Filomena Cromwell's return home after ten years set small, sleepy Gallant Lake on its ear. Gorgeous, successful and driving a flashy Porsche, she was no longer the mousy girl who'd once found her fiance in bed with another woman. And Fil was determined to show the town just how irrepressible she'd become!

Trent Tavinder, a guest at the Cromwell family lodge, observed Fil's escapades with amusement. In her quieter moments he knew she was warm, sincere and loving. He'd let her have her day, as long as she reserved her nights for him....
After a couple of good JAKs, another bad one. It wasn't as awful as that mess, Golden Goddess, which I read last month, but it was pretty bad, at least most of the way. A C-.

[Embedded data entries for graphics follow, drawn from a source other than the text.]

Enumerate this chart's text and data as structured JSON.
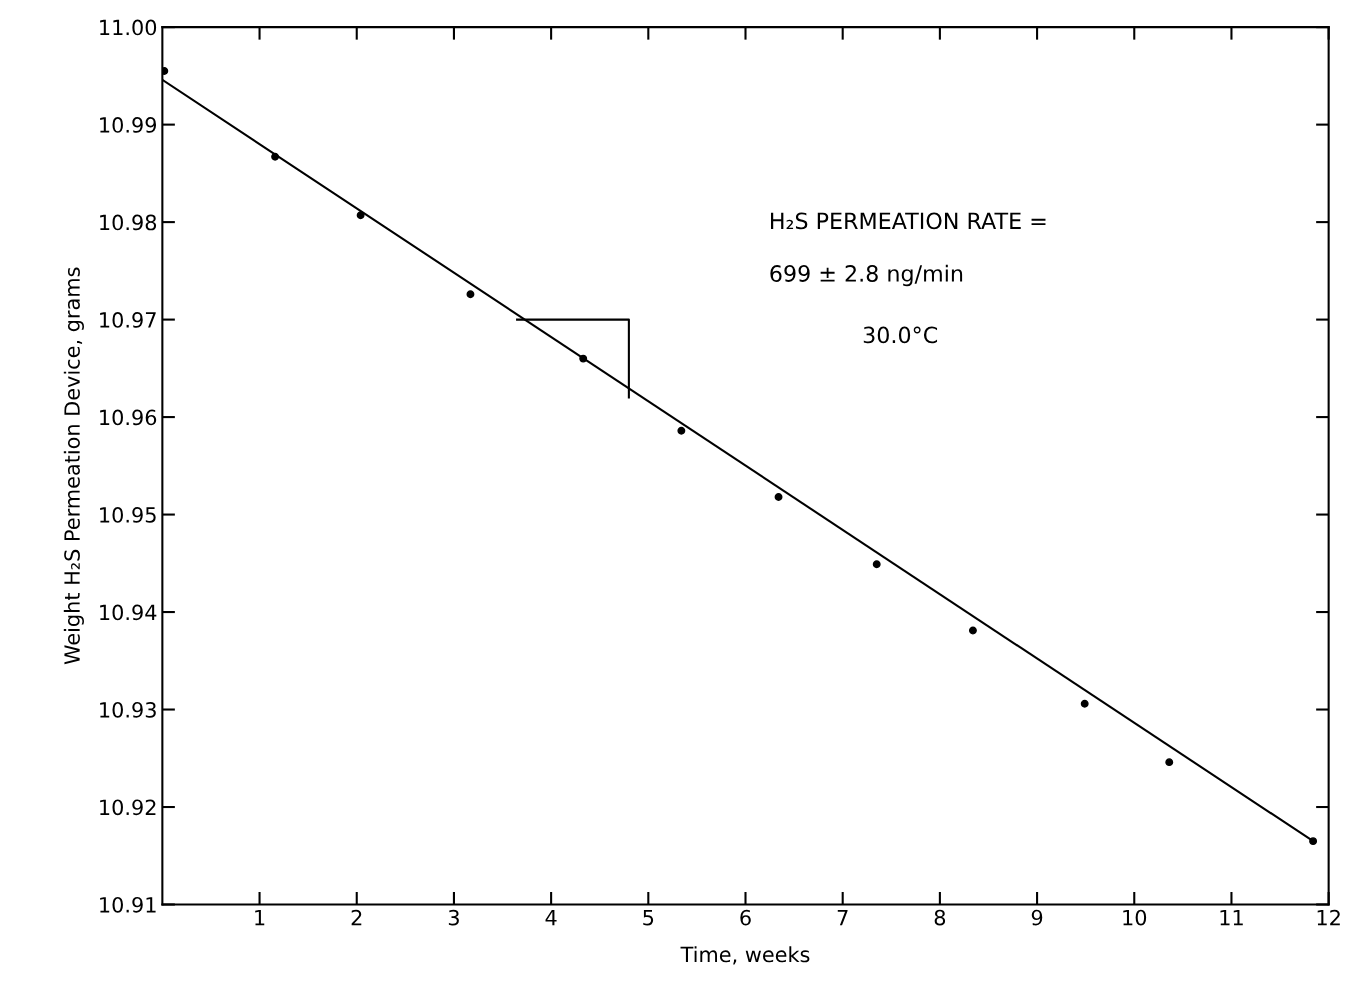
{
  "chart_data": {
    "type": "scatter",
    "xlabel": "Time, weeks",
    "ylabel": "Weight H₂S Permeation Device, grams",
    "xlim": [
      0,
      12
    ],
    "xticks": [
      1,
      2,
      3,
      4,
      5,
      6,
      7,
      8,
      9,
      10,
      11,
      12
    ],
    "ylim": [
      10.91,
      11.0
    ],
    "yticks": [
      10.91,
      10.92,
      10.93,
      10.94,
      10.95,
      10.96,
      10.97,
      10.98,
      10.99,
      {
        "value": 11.0,
        "label": "11.00"
      }
    ],
    "grid": false,
    "legend": false,
    "series": [
      {
        "marker": "circle",
        "color": "#000000",
        "x": [
          0.02,
          1.16,
          2.04,
          3.17,
          4.33,
          5.34,
          6.34,
          7.35,
          8.34,
          9.49,
          10.36,
          11.84
        ],
        "values": [
          10.9955,
          10.9867,
          10.9807,
          10.9726,
          10.966,
          10.9586,
          10.9518,
          10.9449,
          10.9381,
          10.9306,
          10.9246,
          10.9165
        ]
      },
      {
        "type": "line",
        "marker": "none",
        "color": "#000000",
        "x": [
          0,
          11.84
        ],
        "values": [
          10.9946,
          10.9165
        ]
      },
      {
        "type": "line",
        "marker": "none",
        "color": "#000000",
        "x": [
          3.65,
          4.8,
          4.8
        ],
        "values": [
          10.97,
          10.97,
          10.962
        ]
      }
    ],
    "annotations": [
      "H₂S PERMEATION RATE =",
      "699 ± 2.8 ng/min",
      "30.0°C"
    ]
  }
}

The problem was the hero, Trent, who was a terribly dominating, my way or the highway kind of guy. It was all about how Filomena needed a man who'd have a firm hand with her, how she has a talent for mischief and needs someone who can manage her. Oh, please! And it's not like Filomena was one of those feisty children in a woman's body that used to populate historicals in the 80s. Oh no, she's a sensible, intelligent professional woman, who behaves pretty well, actually. The way Trent treats her, it's like he sees her as a child who needs her parent to set her some limits. Disgusting.

I mean, there's one particular scene in which the asshole actually sends her to her room to change her dress! I started beating the book against a wall at that point. My friend thought I was trying to kill an insect. I just couldn't believe she'd give in to something as humiliating as that. It was like that quite a bit during most of the book. She'd make some token protest, and then give in.

At least Filomena grew some backbone near the end, when Trent demanded that she "prove her love" in a very ridiculous way. She did make him suffer quite a bit, and stood her ground, and that is the only reason this book didn't get a D-range grade.